4. Chronic medications introduced within 2 weeks prior to screening
5. Weight loss of >10% body weight within 6 months prior to screening
6. Respiratory disease (eg, severe chronic obstructive pulmonary disease) that requires oxygen treatment
7. Cancer requiring treatment currently or in the past 3 years (except primary nonmelanoma skin cancer or in situ cervical cancer), or any weight loss attributed to cancer within the last year (per the investigator’s assessment)
8. Neurological conditions that are causing impaired muscle function or mobility (may include stroke with residual paresis, paralysis, neuropathy, Parkinson disease, or multiple sclerosis)
9. MMSE score of <24
10. Active or inadequately treated Major Depressive Disorder within 3 months prior to screening
11. Cardiovascular conditions such as New York Heart Association class III or IV heart failure, cardiomyopathy, intermittent claudication, myocardial infarction, or acute coronary syndrome within 6 months prior to screening; symptomatic ventricular cardiac arrhythmia (note: sinus dysrhythmia, asymptomatic block or well controlled atrial fibrillation with normal resting ventricular rate are not exclusion criteria)
12. Abnormal echocardiogram findings at screening that are clinically significant, which may include but are not limited to:
- Cardiomyopathy
- Left ventricular ejection fraction <50%
- Moderate or severe diastolic dysfunction, grade II/III
- Aortic stenosis
- Valvular disease with hemodynamic significance
- Left ventricular wall thickness ≥1.4 cm (men) and ≥1.3 cm (women)
13. Uncontrolled diabetes defined as hemoglobin A1C (HbA1C) >9% at screening (1 retest allowed)
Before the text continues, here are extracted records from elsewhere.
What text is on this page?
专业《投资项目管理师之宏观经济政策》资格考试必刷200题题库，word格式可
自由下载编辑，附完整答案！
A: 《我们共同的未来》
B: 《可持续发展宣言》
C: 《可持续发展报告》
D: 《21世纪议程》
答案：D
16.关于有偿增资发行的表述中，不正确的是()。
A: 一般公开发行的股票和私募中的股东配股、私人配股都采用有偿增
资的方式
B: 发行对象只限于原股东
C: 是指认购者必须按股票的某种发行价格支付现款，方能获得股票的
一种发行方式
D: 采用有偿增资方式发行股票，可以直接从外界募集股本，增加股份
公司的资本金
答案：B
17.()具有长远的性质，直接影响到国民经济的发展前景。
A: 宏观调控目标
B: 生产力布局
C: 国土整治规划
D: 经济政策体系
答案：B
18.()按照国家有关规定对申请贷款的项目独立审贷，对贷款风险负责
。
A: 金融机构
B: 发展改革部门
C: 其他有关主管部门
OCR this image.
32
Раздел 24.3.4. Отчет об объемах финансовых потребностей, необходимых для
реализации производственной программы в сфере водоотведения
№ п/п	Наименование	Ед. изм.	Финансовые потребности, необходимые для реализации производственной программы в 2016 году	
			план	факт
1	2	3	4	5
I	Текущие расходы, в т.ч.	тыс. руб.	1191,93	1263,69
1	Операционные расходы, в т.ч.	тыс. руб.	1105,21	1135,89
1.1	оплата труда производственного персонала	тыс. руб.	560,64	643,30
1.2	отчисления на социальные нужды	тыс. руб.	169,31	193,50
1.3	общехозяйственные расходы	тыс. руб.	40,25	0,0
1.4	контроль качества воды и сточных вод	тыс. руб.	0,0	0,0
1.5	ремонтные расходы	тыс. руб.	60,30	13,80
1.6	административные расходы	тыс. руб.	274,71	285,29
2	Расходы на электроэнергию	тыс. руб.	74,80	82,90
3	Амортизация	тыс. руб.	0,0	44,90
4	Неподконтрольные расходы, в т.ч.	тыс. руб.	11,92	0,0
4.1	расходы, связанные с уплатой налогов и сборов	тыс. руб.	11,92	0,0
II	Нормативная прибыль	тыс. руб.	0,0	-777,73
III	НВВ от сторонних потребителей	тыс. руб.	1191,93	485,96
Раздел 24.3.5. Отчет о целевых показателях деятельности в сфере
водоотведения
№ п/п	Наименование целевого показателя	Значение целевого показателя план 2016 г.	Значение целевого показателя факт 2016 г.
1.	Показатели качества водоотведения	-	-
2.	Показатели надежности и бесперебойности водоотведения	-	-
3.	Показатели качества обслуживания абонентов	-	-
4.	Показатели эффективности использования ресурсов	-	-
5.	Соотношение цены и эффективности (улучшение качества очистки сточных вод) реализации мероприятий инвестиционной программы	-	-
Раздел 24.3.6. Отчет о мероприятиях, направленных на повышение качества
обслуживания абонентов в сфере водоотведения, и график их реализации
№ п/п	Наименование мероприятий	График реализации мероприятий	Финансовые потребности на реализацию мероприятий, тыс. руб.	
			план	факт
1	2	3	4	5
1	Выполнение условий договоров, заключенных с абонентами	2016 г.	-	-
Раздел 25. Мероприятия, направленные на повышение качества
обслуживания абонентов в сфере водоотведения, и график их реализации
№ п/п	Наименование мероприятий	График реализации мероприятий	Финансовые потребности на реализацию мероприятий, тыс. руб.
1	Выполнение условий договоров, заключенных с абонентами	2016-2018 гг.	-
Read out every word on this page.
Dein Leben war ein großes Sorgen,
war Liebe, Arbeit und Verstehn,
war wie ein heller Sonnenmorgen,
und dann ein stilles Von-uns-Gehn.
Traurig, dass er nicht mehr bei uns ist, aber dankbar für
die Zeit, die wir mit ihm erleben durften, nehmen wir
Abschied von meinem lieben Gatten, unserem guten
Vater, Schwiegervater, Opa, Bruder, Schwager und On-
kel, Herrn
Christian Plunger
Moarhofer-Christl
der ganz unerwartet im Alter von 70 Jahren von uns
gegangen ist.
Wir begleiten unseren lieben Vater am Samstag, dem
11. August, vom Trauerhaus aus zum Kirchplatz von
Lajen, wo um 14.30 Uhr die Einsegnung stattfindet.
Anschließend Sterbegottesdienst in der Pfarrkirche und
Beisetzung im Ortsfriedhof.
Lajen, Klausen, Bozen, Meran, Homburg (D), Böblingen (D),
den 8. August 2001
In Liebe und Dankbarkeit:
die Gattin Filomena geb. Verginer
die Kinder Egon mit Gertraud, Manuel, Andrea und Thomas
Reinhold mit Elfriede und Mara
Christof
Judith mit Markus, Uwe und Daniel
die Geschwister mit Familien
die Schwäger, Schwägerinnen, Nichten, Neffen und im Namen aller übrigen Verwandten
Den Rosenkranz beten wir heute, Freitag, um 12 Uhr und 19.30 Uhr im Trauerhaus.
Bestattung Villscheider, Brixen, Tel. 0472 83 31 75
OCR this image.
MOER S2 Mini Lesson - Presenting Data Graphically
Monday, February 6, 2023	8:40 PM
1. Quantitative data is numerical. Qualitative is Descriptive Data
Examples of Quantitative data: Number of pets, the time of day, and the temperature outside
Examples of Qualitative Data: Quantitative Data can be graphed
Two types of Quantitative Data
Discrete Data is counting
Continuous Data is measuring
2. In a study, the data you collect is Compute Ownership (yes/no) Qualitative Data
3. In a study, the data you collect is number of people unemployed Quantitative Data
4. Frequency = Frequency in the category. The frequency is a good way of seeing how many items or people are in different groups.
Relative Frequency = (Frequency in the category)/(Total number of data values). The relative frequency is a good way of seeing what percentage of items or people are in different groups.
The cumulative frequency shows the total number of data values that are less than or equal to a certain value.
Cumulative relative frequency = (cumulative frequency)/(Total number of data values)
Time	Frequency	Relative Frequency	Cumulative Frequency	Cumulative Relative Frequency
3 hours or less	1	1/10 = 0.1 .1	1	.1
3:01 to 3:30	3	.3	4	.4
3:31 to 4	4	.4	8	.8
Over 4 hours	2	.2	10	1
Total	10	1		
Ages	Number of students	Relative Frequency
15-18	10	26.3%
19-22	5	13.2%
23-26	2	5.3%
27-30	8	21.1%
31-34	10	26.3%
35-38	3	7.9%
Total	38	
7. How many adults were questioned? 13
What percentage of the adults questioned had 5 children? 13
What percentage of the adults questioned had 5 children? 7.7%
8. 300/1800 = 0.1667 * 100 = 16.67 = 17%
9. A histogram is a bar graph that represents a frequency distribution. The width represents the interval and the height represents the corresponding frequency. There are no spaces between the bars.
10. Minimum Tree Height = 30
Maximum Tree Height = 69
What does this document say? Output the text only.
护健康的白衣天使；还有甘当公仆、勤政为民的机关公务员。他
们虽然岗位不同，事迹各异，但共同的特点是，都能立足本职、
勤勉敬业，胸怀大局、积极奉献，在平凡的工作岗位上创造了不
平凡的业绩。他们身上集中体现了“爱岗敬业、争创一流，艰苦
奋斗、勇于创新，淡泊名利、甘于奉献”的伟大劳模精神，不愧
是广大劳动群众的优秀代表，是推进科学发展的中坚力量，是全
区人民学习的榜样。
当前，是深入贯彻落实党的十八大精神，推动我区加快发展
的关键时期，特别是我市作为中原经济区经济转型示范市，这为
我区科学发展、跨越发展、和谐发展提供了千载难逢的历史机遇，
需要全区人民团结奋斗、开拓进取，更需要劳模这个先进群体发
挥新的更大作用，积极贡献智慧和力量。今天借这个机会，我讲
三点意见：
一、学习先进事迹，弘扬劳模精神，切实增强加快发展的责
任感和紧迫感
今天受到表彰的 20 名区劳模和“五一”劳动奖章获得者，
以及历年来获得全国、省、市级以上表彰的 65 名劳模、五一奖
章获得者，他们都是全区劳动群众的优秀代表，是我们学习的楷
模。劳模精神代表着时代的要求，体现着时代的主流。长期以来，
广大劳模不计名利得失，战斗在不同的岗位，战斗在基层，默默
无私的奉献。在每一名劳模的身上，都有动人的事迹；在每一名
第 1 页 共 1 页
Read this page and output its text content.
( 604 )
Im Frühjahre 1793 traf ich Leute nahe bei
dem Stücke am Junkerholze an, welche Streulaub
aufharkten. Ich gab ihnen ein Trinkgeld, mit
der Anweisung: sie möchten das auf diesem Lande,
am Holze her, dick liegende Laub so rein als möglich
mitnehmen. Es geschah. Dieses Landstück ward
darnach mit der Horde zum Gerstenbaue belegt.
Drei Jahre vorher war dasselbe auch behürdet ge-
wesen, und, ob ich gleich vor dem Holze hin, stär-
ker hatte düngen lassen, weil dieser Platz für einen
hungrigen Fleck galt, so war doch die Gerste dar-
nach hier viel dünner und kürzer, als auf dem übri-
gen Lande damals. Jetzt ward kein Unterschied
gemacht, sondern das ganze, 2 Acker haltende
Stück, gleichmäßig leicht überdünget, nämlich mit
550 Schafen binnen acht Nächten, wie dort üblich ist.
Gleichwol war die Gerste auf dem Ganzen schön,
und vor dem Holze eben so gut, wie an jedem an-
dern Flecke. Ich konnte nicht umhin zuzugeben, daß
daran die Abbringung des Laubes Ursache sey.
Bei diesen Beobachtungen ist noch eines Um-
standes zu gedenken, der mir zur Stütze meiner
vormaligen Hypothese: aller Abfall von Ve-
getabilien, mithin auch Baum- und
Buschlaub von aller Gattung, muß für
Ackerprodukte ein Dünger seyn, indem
14. Diastolic blood pressure >100 mm Hg or systolic blood pressure >170 mm Hg (average of 1 reading at visit 1 and 1 reading at visit 2)
15. Alanine aminotransferase (ALT) >3x the upper limit of normal (1 retest allowed)
16. Reduced renal function defined as estimated glomerular filtration rate <30 mL/min/1.73 m² (1 retest allowed)
17. Creatine phosphokinase >5 x the upper limit of normal (1 repeat lab is allowed)
18. Use of any prescription or over-the-counter agents known to influence muscle mass or performance within 1 year prior to screening. These may include but are not limited to anabolic steroids, chronic systemic corticosteroids, insulin-like growth factor-1 (IGF-1), growth hormone (GH), replacement androgen therapy, and anti-androgen therapy.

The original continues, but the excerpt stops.